Team Erosion
This is not a geography post. However, software architecture and code also suffer from erosion. People come and go, teams get created and destroyed by the project mindset. The result is an ownership problem. Ownership problem is just another form of a Governance issue; Governance is a bad world and often associated with bureaucracy and old ideas, and bad stuff. Ownership issues exist because teams touch a higher number of resources such as Code, Database Schemas, Dashboards, Alerts, Wiki pages, S3 Buckets, Kubernetes clusters, Ec2 instances, and much more assets. So why AWS TAGS are not enough?
The issues with Tags
The tags are awesome don't get me wrong. However, tags will work only for AWS resources, and the reality is we have much more resources, and several of those easily are outside of AWS, such as Dashboards, Alerts, Traces, Logs, Source Code, Jenkins Jobs, and much more. You should be doing TAGS, dont get me wrong, but thats not enough. We need more.

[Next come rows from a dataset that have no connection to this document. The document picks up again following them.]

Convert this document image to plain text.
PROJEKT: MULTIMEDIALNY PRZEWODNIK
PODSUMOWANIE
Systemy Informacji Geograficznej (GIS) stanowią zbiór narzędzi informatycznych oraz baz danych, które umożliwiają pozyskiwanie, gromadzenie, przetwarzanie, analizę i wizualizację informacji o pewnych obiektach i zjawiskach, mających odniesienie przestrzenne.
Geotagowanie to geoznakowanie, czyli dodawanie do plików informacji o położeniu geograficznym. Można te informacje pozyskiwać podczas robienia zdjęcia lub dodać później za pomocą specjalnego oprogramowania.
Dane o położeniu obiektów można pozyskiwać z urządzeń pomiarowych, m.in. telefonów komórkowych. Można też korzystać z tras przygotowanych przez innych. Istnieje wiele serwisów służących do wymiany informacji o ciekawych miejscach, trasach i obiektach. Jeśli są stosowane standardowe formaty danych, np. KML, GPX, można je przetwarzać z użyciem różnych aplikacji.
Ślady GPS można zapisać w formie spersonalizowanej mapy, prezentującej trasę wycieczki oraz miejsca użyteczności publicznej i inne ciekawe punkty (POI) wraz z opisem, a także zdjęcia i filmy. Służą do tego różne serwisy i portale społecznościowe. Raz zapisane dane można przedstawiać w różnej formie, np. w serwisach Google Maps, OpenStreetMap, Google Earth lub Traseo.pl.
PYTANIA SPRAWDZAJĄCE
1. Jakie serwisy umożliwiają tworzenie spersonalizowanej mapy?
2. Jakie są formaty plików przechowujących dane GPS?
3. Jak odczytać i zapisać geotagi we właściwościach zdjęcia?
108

So people think that could be solved with a monorepo. Monorepos can make sense within a single domain and for sure they reduce the software proliferation aspect but this is also not enough for fix the team erosion problem.
The need for a lifecycle
New engineers are joining your organization. What software should they use? what software should they avoid at all costs? Which software they need to maintain? It could be very tricky and noisy to answer that question. People coming and going(The erosion effect) could easily create orphans; which team should inherit the assets? A lifecycle is about effective comunication.
This is a very sample lifecycle example; for sure, you can have a more complicated one. But having these 3 states, we can provide a strong and effective comunication pattern meaning:
ACTIVE: Live and Well - Feel free to keep growing and doing PRs here.
DEPRECATED: We want to decommission this; we are in maintenance mode, do PRs if you must.
DEAD: We archive it, close to be burned :-) So dont do PR's here. This is not in production anymore.
Git/Github has commit hooks, which we could check the metadata of the assets before allowing a commit co trought, that could also be an effective way to communicate to teams.
The need for metadata
Lifecycle is cool but is that enough? No. We need more. We also need to have metadata. Metadata will help us to increase the understanding of the systems. Metadata can be either a single file on each github repository and/or tags on resources. What other forms of metadata might be useful:
* Kind: It's a Service, Shared Lib or Lambda?
* Owner: Could be a Team, An Architect, and EM. Ideally, email and Slack Handlers here as well.
* Lifecycle State: (Active|Deprecated|Dead) so we know what the state of affairs is.
* Links: Links to other resources owned by that team: Dashboards, Alerts, etc.
Netflix has an OSSMETADATA file to tell the community the state of affairs. You can do a similar thing in your github, or you can also build a more complex system like YELP did it.
Automation and Accountability
Once you have the data in place. Automation can be created to show a unified Dashboard or page. Alerts also can be creating remembering the team to update their assets for instance. Having this metadata in place also allows us to have a BOT that can POKE people to remind them they do update their important assets such as libraries versions, broken dashboards, un-used instances in AWS, etc.
Accountability can be the next step. Either by committee or open forun, you will need to decide who inherit orphans this is important because otherwise, the system would lose his purpose. Having healthy software could also be part of coaching/management evaluation criteria.
By the end, it's all about having a product mentality with long-term thinking and understand that projects and people can come and go but the code and other assets might be there forever so we need a different way to think and approach the Governance of these resources.
Cheers,
Diego Pacheco